Changement de voiture au bureau avant de se rendre en France. La mienne est trop voyante. Gala prend le volant. Elle conduit à l’Italienne, pousse les vitesses, fait crisser les pneus. Ce n’est pas le jour. Le moindre paltoquet administratif exerçant sont droit de contrôle pourrait me conduire en cellule. Je lui demande de ralentir. Tu ne vas pas me dire comment conduire? Elle fait rugir le moteur sur la route de Bellegarde. A deux pas du poste de gendarmerie, il y a un magasin de sport. Je me suis mis en tête d’aller acheter une pelle (pour enterrer les pâtes au Lac noir), des shorts de boxe et des haltères. Gala reste sur le parking. Je file en tapinois, jette un oeil dans les allées du magasin. Le temps presse: il va être midi et nous venons déposer de l’argent à la banque, laquelle ferme à midi. Je dépose des articles dans mon panier: lanterne, maillot, tabouret, pelle, chaussettes, et rejoins la voiture les yeux au sol. Gala démarre. Il pleut. Pour une fois, c’est utile. Lorsque Gala range la voiture contre la banque rue de la République, je m’affaisse sur le siège côté passager, la pluie fait le reste. Dans Bellegarde et invisible. A l’approche de midi, remue-ménage dans la ville. Bus scolaires, ouvriers, buralistes, heure de la soupe. En face de la voiture, le bâtiment qui abrite les bureaux des huissiers (ceux-là mêmes qui ont bloqué mon compte la semaine dernière et ont volé l’argent qui y était déposé) et celui de l’avocate (dont la ligne de défense, lors du procès, a été de conseiller: dîtes que vous regrettez et rien d’autre, ne dîtes surtout pas la vérité!). Au bout de dix minutes Gala revient. Dix minutes de travail pour déposer de l’argent. Régime aberrant des banques françaises: vous faites leur métier (remplir des fiches, glisser l’argent dans une enveloppe, glisser l’enveloppe dans un tiroir), la banque vous facture des frais pour ce travail qu’elle vous délègue et, de concours avec l’Etat, vous vole au nom de la loi — je ne parle pas de l’usure, je parle de la façon dont elle dispose de votre argent comme s’il était le leur). Toujours la pluie. Et cette-fois, contre nous. Faute de visibilité, lorsque Gala reprend le volant, elle recule brusquement et heurte la voiture stationnée derrière elle. Le conducteur remonte le trottoir. Gala ouvre sa portière, fait signe qu’elle va parlementer.

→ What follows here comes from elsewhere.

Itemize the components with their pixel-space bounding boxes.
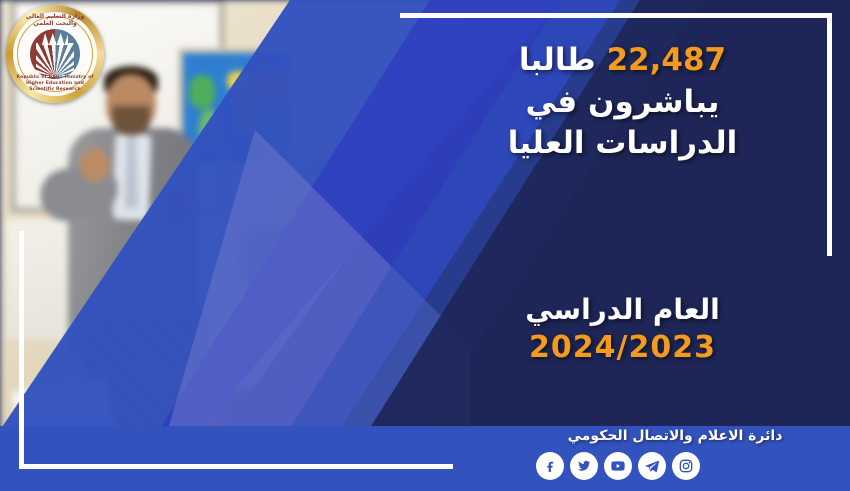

- Si dans dix secondes, ce n’est pas réglé, lui dis-je, je rentre à Pied et on se retrouve en Suisse.
Mais Gala a du génie. Elle sourit, s’excuse, prend en considération le monsieur (qui ne demande pas autre chose), la voiture du monsieur (bonne pour la casse), et encore le monsieur (qui n’en demandait pas tant). D’ailleurs la voiture n’a rien. A sa place j’aurai commencé par dire: votre voiture n’a rien! Ce qui bien sûr m’aurait valu l’envoi des gendarmes. Nous quittons Bellegarde, procédons à nos achats, 600 francs de viande, de fromage et de vins et rejoignons le bureau pour l’échange des voitures. Je m’accorde alors quelques instants de répit en attendant que les enfants sortent de l’école et constate que j’ai acheté un short de boxe XXL et un autre pour enfant de 8 ans.